SYNOPSIS : Holly semble tout avoir pour être heureuse: 2 enfants, une maison bourgeoise, son travail de professeur et  un mari sur le point de décrocher la promotion espérée.  Pourtant, tout est sur le point de s’effondrer…

Regarde ces femmes tomber: ce titre, paraphrasant celui du film de Jacques Audiard, pourrait être celui d’un essai consacré aux films ayant mis en scène des personnages féminins sur le point de basculer au bout d’un parcours de vie qui ne les aura parfois pas ménagés et qui aura en tout cas mis à jour leur extrême fragilité. Carol (Safe, 1995), Mabel (Une femme sous influence, 1974), Krisha (Krisha, 2015), Sue (Sue perdue dans Manhattan, 1997), Lou (Portrait d’un enfant déchu, 1970) pour ne citer qu’elles, sont de ces personnages qui vous accompagnent toute une vie, avec lesquels se crée un lien quasi immédiat et viscéral qui dépasse le seul temps d’une séance. Un tel sujet ne supporte pas la médiocrité, encore moins la vanité et révèle probablement plus que tout autre, la sensibilité et le talent du metteur en scène qui aura la charge de nous faire ressentir ce qui traverse ces femmes au bord du précipice. Nous en avons eu un exemple très récent avec Carlo Mirabella Davis (Swallow) qui s’est pris les pieds dans le tapis avec un récit totalement filtré par ses partis pris formels et une surenchère aussi ridicule qu’exaspérante, faisant de son personnage un simple pantin au service de sa vanité. Ceci étant, il suffit de se rappeler de la critique au vitriol de Pauline Kael à propos d’Une femme sous influence (à laquelle Charlie Kaufman fait un savoureux clin d’œil dans Je Veux Juste En Finir) pour se rendre compte que ce type de récit ne laisse pas indifférent et peut nous conduire, selon notre sensibilité, à rendre une sentence définitive, finalement peu objective.

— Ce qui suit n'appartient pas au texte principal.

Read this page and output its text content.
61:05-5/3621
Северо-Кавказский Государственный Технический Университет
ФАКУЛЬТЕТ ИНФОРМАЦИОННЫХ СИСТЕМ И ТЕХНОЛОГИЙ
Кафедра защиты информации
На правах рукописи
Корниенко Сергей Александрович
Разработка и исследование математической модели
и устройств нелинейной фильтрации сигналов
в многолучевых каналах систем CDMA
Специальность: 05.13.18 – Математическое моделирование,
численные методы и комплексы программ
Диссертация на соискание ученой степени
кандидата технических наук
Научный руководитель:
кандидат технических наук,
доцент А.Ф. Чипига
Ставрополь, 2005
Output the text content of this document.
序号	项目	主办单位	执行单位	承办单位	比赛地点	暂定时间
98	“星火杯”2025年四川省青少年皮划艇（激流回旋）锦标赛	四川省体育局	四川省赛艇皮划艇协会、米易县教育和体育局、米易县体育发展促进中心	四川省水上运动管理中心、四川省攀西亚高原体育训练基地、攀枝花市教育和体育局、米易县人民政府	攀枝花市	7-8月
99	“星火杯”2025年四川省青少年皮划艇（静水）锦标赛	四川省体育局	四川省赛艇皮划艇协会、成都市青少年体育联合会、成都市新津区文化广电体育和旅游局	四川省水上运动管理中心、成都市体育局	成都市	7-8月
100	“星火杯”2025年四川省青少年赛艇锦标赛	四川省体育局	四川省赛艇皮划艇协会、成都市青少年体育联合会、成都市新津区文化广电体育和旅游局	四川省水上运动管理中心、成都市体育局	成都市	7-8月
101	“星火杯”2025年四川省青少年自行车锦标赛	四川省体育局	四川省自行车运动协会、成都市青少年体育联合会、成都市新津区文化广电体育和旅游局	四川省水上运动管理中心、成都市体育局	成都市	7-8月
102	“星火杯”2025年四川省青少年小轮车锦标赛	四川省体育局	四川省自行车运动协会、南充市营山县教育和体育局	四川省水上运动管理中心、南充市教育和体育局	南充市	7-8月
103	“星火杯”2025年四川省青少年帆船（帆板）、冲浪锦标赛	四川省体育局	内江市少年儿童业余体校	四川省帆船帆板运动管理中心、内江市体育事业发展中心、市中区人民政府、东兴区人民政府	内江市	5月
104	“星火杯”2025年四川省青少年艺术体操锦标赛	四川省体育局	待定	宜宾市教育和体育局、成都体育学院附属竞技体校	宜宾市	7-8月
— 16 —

Pour le coup, le premier long métrage de Dean Kapsalis ne risque pas de laisser indifférent en ce qu’il ne prend pas de gants pour se confronter au sujet de la dégradation mentale de cette mère sur le point de tomber. Il le fait de façon frontale, son propos étant moins d’expliquer et rationaliser que de faire ressentir le mal qui ronge Holly (Azura Skye). Il n’y perd toutefois ni en subtilité ni en pertinence y compris quand il s’aventure avec beaucoup d’habilité aux frontières du cinéma de genre, passant du drame au thriller horrifique en exploitant tout ce que cela peut apporter pour rendre encore plus viscérales ces quelques 110 minutes dans la vie d’Holly.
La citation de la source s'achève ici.